Pixels to Principles: Probing Intuitive Physics Understanding in Multimodal Language Models

TL;DR

This paper systematically evaluates multimodal large language models on intuitive physics tasks, revealing that current models struggle with reasoning due to vision-language misalignment rather than visual understanding alone.

Contribution

It introduces a probing methodology to analyze how well models preserve physics-related information and identifies vision-language misalignment as a key limitation.

Findings

Models fail to reliably distinguish plausible from implausible physics scenarios.

Vision encoders capture physical cues, but this information is not effectively used by language models.

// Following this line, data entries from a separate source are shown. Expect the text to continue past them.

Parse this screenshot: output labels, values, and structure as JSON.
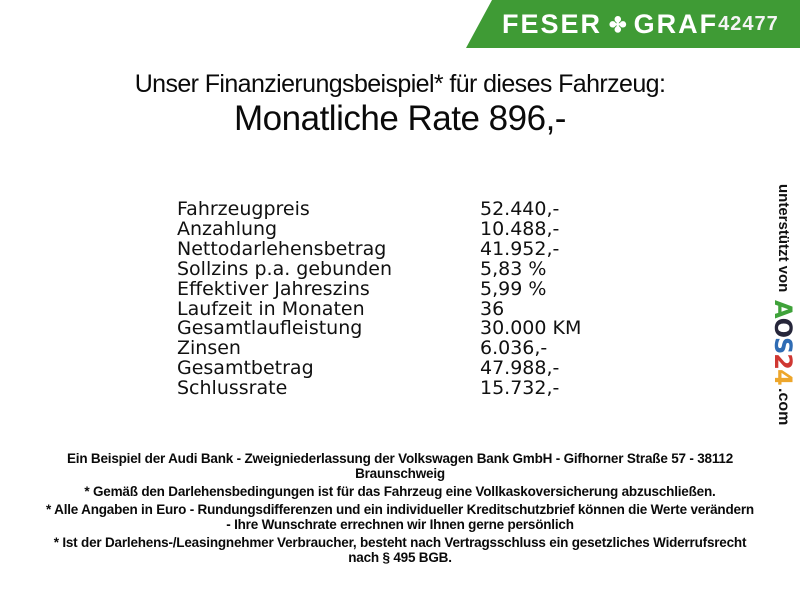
{
  "header": {
    "brand_part1": "FESER",
    "brand_part2": "GRAF",
    "clover_icon": "✤",
    "dealer_number": "42477",
    "colors": {
      "banner_green": "#3f9b35",
      "banner_text": "#ffffff"
    }
  },
  "title": {
    "line1": "Unser Finanzierungsbeispiel* für dieses Fahrzeug:",
    "line2": "Monatliche Rate 896,-"
  },
  "finance_table": {
    "rows": [
      {
        "label": "Fahrzeugpreis",
        "value": "52.440,-"
      },
      {
        "label": "Anzahlung",
        "value": "10.488,-"
      },
      {
        "label": "Nettodarlehensbetrag",
        "value": "41.952,-"
      },
      {
        "label": "Sollzins p.a. gebunden",
        "value": "5,83 %"
      },
      {
        "label": "Effektiver Jahreszins",
        "value": "5,99 %"
      },
      {
        "label": "Laufzeit in Monaten",
        "value": "36"
      },
      {
        "label": "Gesamtlaufleistung",
        "value": "30.000 KM"
      },
      {
        "label": "Zinsen",
        "value": "6.036,-"
      },
      {
        "label": "Gesamtbetrag",
        "value": "47.988,-"
      },
      {
        "label": "Schlussrate",
        "value": "15.732,-"
      }
    ]
  },
  "footer": {
    "paragraphs": [
      {
        "lines": [
          "Ein Beispiel der Audi Bank - Zweigniederlassung der Volkswagen Bank GmbH - Gifhorner Straße 57 - 38112",
          "Braunschweig"
        ]
      },
      {
        "lines": [
          "* Gemäß den Darlehensbedingungen ist für das Fahrzeug eine Vollkaskoversicherung abzuschließen."
        ]
      },
      {
        "lines": [
          "* Alle Angaben in Euro - Rundungsdifferenzen und ein individueller Kreditschutzbrief können die Werte verändern",
          "- Ihre Wunschrate errechnen wir Ihnen gerne persönlich"
        ]
      },
      {
        "lines": [
          "* Ist der Darlehens-/Leasingnehmer Verbraucher, besteht nach Vertragsschluss ein gesetzliches Widerrufsrecht",
          "nach § 495 BGB."
        ]
      }
    ]
  },
  "sidebar": {
    "prefix": "unterstützt von",
    "logo_letters": [
      {
        "char": "A",
        "color": "#3fa23a"
      },
      {
        "char": "O",
        "color": "#26263a"
      },
      {
        "char": "S",
        "color": "#2f6cb4"
      },
      {
        "char": "2",
        "color": "#cf3732"
      },
      {
        "char": "4",
        "color": "#eda62b"
      }
    ],
    "suffix": ".com"
  }
}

Improving vision-language alignment is crucial for better intuitive physics reasoning.

Abstract

This paper presents a systematic evaluation of state-of-the-art multimodal large language models (MLLMs) on intuitive physics tasks using the GRASP and IntPhys 2 datasets. We assess the open-source models InternVL 2.5, Qwen 2.5 VL, LLaVA-OneVision, and the proprietary Gemini 2.0 Flash Thinking, finding that even the latest models struggle to reliably distinguish physically plausible from implausible scenarios. To go beyond performance metrics, we conduct a probing analysis of model embeddings, extracting intermediate representations at key processing stages to examine how well task-relevant information is preserved. Our results show that, depending on task difficulty, a critical vision-language misalignment can emerge: vision encoders successfully capture physical plausibility cues, but this information is not effectively utilized by the language model, leading to failures in reasoning. This misalignment suggests that the primary limitation of MLLMs in intuitive physics tasks is not the vision component but the ineffective integration of visual and linguistic information. Our findings highlight vision-language alignment as a key area for improvement, offering insights for future MLLMs development.